In vitro selectivity of 3H-360A for G-quadruplex structures

The selectivity of 3H-360A for G-quadruplex structures was checked by competitive equilibrium dialysis (Figure 1B). The sequence and structural selectivity of various DNA binding agents was previously explored using a thermodynamically rigorous competition dialysis procedure (23). With this method, various nucleic acid structures are dialyzed against a common ligand solution. The amount of ligand accumulated in the dialysis tube is highest for the tube containing the structural form with the highest ligand-binding affinity (23), and the amount of dye bound to a given structure can be correlated with the affinity of the dye for that sample. We designed a set of 19 nucleic acid structures (24), ranging from single strands to G- or C-quadruplexes, and analyzed the binding of 3H-360A to these structures. The binding pattern of the equilibrium dialysis for 3H-360A was very similar to the one of the non-radioactive 360A ligand (data not shown). The tritiated compound accumulated in the two chambers corresponding to DNA quadruplexes (# 14 and 15), but displayed only minimal binding to regular double-stranded (# 8–11) or single-stranded (# 16–19) samples. This confirms that the tritiated ligand bound preferentially to quadruplex structures (intra- or intermolecular).

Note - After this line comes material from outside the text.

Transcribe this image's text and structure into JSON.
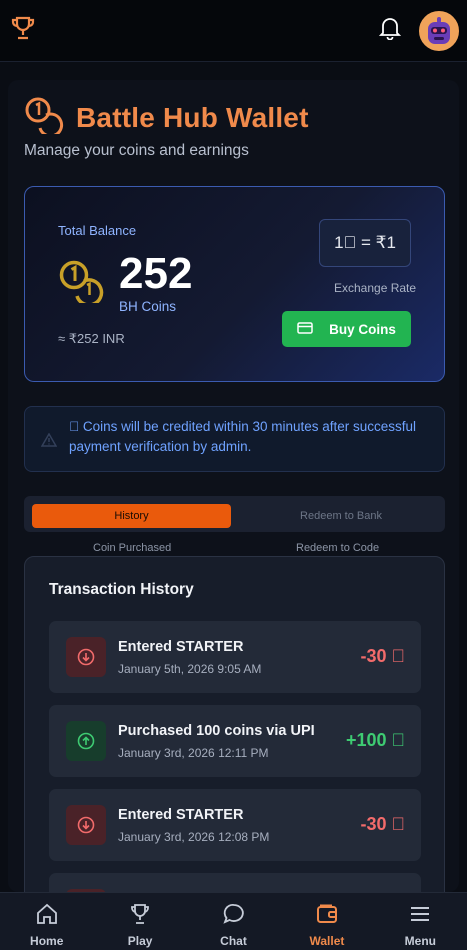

However, there was also a significant binding to some triplex structures, such as the GT and GA triplexes. The relative affinity toward quadruplexes was only 1.5- to 2-fold higher than the affinity for these triplexes. We noticed that these two triplexes involved guanine-rich strands (5′-GAAAGAGAGGAGGCCTTGGAGGAGAGAAAG and 5′-GAAAGAGAGGAGGCCTTGGTGGTGTGTTTG) hybridized to a short pyrimidine strand (CCTCCTCTCTTTC). Therefore, we anticipated that the quadruplex ligand could have disrupted these triplexes and bound to the purine-rich strands in a quadruplex conformation. To test this hypothesis, we performed a similar dialysis experiment in which binding to triplexes GA and GT was compared with binding to the GA and GT strands (i.e. in the absence of the short pyrimidine oligomer required for triplex formation). Binding to the GA and GT strands alone was similar to binding to GA and GT triplexes (data not shown), strongly suggesting that the apparent strong binding to triplexes is artefactual, and results from a conversion to a quadruplex in the presence of the ligand. Finally, we checked that binding to double-stranded telomeric DNA was minimal, using two different sequences: an intramolecular double-stranded hairpin with two GGGTTA repeats and an intermolecular 5′ d(GGGTTA)3GGG/5′ d-(CCCTAA)3CCC duplex (data not shown).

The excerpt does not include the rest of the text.